Tribeca

In : Destinations

A wholesalefood district in the past with old trade buildings gradually converted into a modern area with upper class apartments and famous restaurants.

Tribeca at night

The district’s name ‘Tribeca’ is a semiotic composition, invented in the mid-1970s by real-estate brokers, who considered that the name is more adequate to the trendiness of the neighborhood, than its original name, Washington Market.
Initially, Washington Market was a huge hall next to the river, south of Chambers Street. The hall was demolished in 1968, as part of the plan for the World Trade Center. At that time, it was considered that most wholesalers already left the cramped streets of the area to move to the Bronx, in the modern Hunts Point complex.

For the meantime, the blocks bordering Broadway were the headquarters of the biggest textile industry in the United States. In the 1960s, just as the food wholesalers, the textile dealers gradually disappeared as most of their workshops located on Worth Streets were demolished. The former industry is now limited to some smaller fabric stores.

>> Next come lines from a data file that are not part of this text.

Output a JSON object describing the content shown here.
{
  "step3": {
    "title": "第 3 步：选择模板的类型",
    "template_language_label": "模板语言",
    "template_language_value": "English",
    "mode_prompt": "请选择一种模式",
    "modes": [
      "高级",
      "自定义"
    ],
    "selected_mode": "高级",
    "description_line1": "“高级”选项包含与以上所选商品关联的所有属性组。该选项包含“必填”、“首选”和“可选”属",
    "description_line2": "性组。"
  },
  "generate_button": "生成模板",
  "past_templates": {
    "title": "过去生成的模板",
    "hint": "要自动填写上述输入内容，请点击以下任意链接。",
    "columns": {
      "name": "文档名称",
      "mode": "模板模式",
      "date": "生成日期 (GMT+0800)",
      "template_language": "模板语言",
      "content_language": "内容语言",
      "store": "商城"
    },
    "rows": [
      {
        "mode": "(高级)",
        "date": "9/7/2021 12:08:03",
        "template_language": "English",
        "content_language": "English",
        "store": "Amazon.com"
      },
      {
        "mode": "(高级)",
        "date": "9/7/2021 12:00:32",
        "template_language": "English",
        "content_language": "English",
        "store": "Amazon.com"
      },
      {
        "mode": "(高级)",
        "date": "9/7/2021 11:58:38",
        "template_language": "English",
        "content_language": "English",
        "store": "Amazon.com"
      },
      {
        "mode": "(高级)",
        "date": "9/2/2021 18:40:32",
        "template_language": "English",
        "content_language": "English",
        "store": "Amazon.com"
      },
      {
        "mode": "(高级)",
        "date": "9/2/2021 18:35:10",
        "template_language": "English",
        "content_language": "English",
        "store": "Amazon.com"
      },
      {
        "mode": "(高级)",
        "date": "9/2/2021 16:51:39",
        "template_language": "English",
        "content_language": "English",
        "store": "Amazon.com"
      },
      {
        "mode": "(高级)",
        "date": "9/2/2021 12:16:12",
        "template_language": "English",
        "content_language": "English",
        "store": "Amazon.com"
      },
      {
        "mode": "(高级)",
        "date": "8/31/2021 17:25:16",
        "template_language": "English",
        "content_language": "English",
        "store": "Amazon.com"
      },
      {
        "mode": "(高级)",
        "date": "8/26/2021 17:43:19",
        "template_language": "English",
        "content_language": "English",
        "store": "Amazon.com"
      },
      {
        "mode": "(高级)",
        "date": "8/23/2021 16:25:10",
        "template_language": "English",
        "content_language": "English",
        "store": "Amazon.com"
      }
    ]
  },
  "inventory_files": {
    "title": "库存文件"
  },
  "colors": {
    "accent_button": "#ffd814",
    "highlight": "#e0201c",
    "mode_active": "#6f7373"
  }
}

For over a decade, the entire area was like a ghost town, until such artists as Richard Serra started to use the long deserted warehouses as studios to create canvases and large-scale sculptures. During the art-market sudden increase in the late 1980s, when the neighboring Soho quickly became chic, buyers rushed for reasonably priced warehouses in Tribeca. In time, the living space in the area achieved the same price and status as the Soho’s.
The fact that such high-profile persons, as Mariah Carey, Kirsten Dunst, novelist Patrick McGrath and Gwyneth Paltrow have purchased apartments in the area, also have a certain class to the area. One of the biggest names of the area is Robert De Niro, who had a major contribution in founding the Tribeca Film Festival and the Tribeca Film Center, a top-notch building for editors, directors and producers.